What are your thoughts? Thinking of going tomorrow morning. Do you think any planters will still hold out for my WPG and me? Anyone else looking to go tomorrow?


----------



## utahgolf (Sep 8, 2007)

you've gotta think 90% of those planters are gone, but you can't kill them sitting at home!


----------



## Kwalk3 (Jun 21, 2012)

I saw a whole group of tail-less roosters flush when I was out looking for ducks over the weekend, so I think your chances are decent.


----------



## goonsquad (Sep 15, 2010)

I'll be hitting either willard or hooper area WMA's tomorrow, possibly thursday dependant upon weather, if anyone is looking for someone to walk a field with. I have a partially trained dog...


----------



## jeff788 (Aug 7, 2009)

Go for it. While most will have been harvested or become hawk food, last year I found a rooster at a release site close to Thanksgiving day (extended area), and this year I've found them mid week after the opener. It's not like opening day where there are tons and tons of them, but there are also many fewer people so you can actually hunt without fearing for your life. Good luck!


----------



## JuddCT (Sep 7, 2007)

It was a good morning with one rooster down. I'm glad we went.


----------



## goforbroke (Jan 4, 2009)

i wonder what day they plant them. I went last Friday and hit 2 areas and never saw a bird. 
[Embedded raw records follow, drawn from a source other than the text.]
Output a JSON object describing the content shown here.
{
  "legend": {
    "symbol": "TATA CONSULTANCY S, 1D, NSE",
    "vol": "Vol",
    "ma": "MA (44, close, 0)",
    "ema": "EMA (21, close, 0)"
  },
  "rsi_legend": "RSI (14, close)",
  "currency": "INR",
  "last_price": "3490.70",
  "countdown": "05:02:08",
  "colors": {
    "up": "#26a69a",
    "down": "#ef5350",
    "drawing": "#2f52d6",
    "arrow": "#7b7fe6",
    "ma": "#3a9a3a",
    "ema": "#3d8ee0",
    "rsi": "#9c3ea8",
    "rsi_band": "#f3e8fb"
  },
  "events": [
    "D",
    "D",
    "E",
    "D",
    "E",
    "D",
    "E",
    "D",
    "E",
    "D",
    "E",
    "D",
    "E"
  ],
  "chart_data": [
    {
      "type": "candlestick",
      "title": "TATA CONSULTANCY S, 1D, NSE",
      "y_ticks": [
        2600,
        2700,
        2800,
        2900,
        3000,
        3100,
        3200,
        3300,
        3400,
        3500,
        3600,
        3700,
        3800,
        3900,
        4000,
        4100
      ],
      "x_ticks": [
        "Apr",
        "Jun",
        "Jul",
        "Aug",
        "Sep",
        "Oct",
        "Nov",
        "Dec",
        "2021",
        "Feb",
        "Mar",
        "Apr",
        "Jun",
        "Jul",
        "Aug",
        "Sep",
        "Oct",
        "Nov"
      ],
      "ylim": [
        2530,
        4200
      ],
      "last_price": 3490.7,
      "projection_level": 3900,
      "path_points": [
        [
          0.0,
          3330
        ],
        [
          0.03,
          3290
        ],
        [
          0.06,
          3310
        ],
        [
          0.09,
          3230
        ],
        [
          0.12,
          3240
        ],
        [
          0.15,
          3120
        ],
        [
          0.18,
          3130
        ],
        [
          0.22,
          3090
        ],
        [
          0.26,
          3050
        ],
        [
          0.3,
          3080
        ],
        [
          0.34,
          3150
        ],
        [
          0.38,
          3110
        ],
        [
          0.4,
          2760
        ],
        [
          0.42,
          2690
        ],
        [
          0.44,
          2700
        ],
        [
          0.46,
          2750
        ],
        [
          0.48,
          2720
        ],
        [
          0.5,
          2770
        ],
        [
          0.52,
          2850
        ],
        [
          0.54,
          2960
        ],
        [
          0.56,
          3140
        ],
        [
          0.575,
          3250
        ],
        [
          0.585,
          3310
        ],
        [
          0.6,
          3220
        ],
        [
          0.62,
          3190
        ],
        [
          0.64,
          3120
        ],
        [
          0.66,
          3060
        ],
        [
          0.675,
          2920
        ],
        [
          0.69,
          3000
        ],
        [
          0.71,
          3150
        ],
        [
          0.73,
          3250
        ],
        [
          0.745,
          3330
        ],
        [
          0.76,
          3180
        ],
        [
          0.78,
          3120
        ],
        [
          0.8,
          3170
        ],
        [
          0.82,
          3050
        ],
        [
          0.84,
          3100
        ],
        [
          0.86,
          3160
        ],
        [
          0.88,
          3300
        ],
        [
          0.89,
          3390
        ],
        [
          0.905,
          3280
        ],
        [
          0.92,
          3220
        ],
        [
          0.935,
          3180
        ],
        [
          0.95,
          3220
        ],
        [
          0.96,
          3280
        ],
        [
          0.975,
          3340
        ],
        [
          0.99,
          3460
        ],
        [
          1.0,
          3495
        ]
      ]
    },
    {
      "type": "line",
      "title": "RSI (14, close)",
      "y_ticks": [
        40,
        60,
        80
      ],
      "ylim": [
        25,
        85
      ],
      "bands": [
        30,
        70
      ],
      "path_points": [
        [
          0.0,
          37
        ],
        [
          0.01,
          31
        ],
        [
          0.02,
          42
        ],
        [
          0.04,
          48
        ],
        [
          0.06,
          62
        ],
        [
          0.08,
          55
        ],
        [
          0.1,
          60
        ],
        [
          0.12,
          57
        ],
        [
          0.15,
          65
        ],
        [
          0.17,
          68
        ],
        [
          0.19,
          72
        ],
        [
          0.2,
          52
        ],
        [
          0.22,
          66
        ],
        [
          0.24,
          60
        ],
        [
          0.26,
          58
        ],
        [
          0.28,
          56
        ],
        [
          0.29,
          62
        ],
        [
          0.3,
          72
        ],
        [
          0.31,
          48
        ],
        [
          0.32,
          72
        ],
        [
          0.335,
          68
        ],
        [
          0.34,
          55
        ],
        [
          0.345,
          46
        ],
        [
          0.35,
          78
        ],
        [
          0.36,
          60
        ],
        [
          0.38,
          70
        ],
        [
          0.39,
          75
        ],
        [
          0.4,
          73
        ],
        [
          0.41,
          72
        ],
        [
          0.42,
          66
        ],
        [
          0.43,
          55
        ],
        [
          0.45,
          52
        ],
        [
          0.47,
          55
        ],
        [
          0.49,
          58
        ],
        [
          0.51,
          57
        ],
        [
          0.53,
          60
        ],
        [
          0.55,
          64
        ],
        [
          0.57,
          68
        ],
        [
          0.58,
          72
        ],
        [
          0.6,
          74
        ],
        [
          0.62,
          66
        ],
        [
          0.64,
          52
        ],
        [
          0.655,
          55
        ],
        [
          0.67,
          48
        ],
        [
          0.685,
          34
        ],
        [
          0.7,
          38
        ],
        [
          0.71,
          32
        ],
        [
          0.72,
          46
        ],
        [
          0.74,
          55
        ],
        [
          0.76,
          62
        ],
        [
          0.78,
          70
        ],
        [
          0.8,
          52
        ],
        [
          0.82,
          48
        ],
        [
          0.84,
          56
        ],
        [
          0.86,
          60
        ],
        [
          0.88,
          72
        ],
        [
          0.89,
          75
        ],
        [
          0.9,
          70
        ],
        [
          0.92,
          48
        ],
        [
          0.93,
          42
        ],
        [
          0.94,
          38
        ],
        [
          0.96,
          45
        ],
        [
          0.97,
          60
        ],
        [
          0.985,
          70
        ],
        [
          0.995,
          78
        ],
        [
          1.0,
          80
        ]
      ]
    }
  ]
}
find a WIA that doesn't get pounded and any day would be good. We saw 8 other vehicles hitting the same Utah lake wetlands areas.


----------



## goonsquad (Sep 15, 2010)

Is there such a place? We hit a WMA that is out in tooele where I didn't think we'd see anyone else mid week. We got out there and there were four other trucks, when we left those trucks were gone and about four more were coming in.


----------



## rideutah (Oct 21, 2014)

It depends on when they plant the birds. I haven't hunted pheasant since I was 14, but decided to try last week mid week. They must have been planted the day before. A very nice guy with dogs offered to hunt with me and find birds. His young dogs did great. We quickly limited out With 4 people, knocking down every bird that was flushed. I watched probably 20 birds go out of there that day, and more vehicles were arriving. I don't think I would try the weekend. I'm sure there aren't many birds left.


----------



## Dodge360 (Nov 2, 2014)

anyone try the WIA right below minersvillie res?????


----------